Et comme pour appuyer son propos, il raconte que dans la nuit de samedi à dimanche, un agriculteur de Croix a tiré à blanc avec sa carabine pour effrayer des Roms qui s’approchaient de son exploitation (lire ci-dessous). Sa basse-cour avait été délestée d’une trentaine d’animaux les trois nuits précédentes. Comme ce fermier, de nombreux commerçants et habitants du quartier de la gare se sont plaints de nuisances et d’une recrudescence de vols, pour lesquels Régis Cauche dit détenir « les preuves » que les Roms en sont les auteurs. Il les en accuse d’ailleurs ouvertement. « On ne peut pas les laisser piller Croix, ce n’est plus possible », tonne-t-il.
« De l’incitation à la haine raciale »
Ces propos très vifs ont bien sûr suscité des réactions tout aussi tranchées sur les réseaux sociaux, les uns applaudissant le maire de Croix pour son « courage », les autres s’étranglant devant un « odieux dérapage consistant à approuver un meurtre par avance ».
Dans le milieu politique local, Martine Aubry n’a pas tardé à réagir, se disant ce soir « profondément outrée » par la sortie du maire de Croix. « Au moment où chacun cherche à trouver des solutions pour permettre à la fois l’évacuation des campements illicites et le relogement de familles, cet appel à la violence et cette incitation à se faire justice soi-même sont hautement irresponsables », a poursuivi la présidente de la Communauté urbaine de Lille.
Le maire de Roubaix, Pierre Dubois, a regretté que son voisin de Croix « joue avec le feu ». « Je suis choqué et en désaccord avec de tels propos. Jouer avec le feu, c’est irresponsable », a-t-il ajouté.
« Il surfe sur les inquiétudes au lieu de rassurer »
L’opposant PS au maire de Croix, Mario Califano, dénonce quant à lui « des propos irresponsables qui sont de l’incitation à la haine raciale et s’apparentent aux discours antijuifs des années 30 ». Selon lui, le maire porte aussi atteinte à la présomption d’innocence puisqu’il « accuse tout un groupe sans faire de distinction entre ses membres ». L’élu socialiste dit comprendre l’exaspération de la population, mais estime qu’un responsable public, plutôt que de « surfer sur les inquiétudes », devrait plutôt « rassurer sa population en expliquant les démarches entreprises auprès de la préfecture ».

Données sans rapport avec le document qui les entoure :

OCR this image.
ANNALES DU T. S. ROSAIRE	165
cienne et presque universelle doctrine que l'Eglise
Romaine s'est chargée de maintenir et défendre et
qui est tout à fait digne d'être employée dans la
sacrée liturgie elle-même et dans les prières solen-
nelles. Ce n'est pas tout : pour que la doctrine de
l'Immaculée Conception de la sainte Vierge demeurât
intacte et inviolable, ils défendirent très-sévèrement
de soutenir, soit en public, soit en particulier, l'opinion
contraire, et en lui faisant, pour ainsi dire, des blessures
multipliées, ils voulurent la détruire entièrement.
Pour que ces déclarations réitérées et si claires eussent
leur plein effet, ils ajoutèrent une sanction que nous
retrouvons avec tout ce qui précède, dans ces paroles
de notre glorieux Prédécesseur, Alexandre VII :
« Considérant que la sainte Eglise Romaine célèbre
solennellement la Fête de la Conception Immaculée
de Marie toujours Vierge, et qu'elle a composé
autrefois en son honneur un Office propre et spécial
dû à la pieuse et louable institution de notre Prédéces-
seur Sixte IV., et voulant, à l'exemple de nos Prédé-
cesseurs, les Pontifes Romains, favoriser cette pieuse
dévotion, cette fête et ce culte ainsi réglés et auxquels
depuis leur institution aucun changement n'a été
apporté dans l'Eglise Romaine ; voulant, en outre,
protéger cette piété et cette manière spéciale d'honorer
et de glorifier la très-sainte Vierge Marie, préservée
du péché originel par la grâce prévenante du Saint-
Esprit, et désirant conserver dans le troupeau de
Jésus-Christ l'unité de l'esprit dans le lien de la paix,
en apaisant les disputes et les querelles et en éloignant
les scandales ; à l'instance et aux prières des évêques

Des critiques se sont également élevées dans la famille politique du maire de Croix, puisque Arnaud Vanhelle, adjoint UMP au maire de Wasquehal, commune sur laquelle est partiellement implanté le campement de Croix, a affirmé cet après-midi sur Twitter que « cautionner de faire justice soi-même, c’est une déviance terrifiante ». Le responsable des « jeunes pop » de la huitième circonscription du Nord, Pierre-François Lazaro, a de son côté qualifié les propos de Régis Cauche de « grosse erreur ».
L’agriculteur a donné « un coup de semonce, pour dissuader »
À la ferme Acquette, située rue des Ogiers, le ras-le-bol s’est fait sentir ces derniers jours après le vol de plusieurs dizaines d’animaux dans la basse-cour la semaine dernière : deux pintades, trois oies, cinq poules, une quinzaine de canards blancs et deux chèvres ont disparu. À chaque fois le mode opératoire était identique : des individus se sont introduits dans les prés qui longent la voie ferrée, ont ouvert les étables et sont repartis avec les animaux. Après ces vols perpétrés de mardi à samedi, l’exaspération se fait sentir chez les exploitants croisiens : « En quelques jours, on nous a volé une de nombreux animaux. On a littéralement été pillés. ».
Excédé par ces vols, l’exploitant a veillé sur ses terres dans la nuit de samedi à dimanche : « Il y a des gens qui sont passés près de la voie ferrée et qui venaient vers la ferme, le patron a tiré un coup de feu en l’air. Un coup de semonce pour dissuader. » Depuis cet avertissement, il n’y a eu aucune intrusion dans la propriété.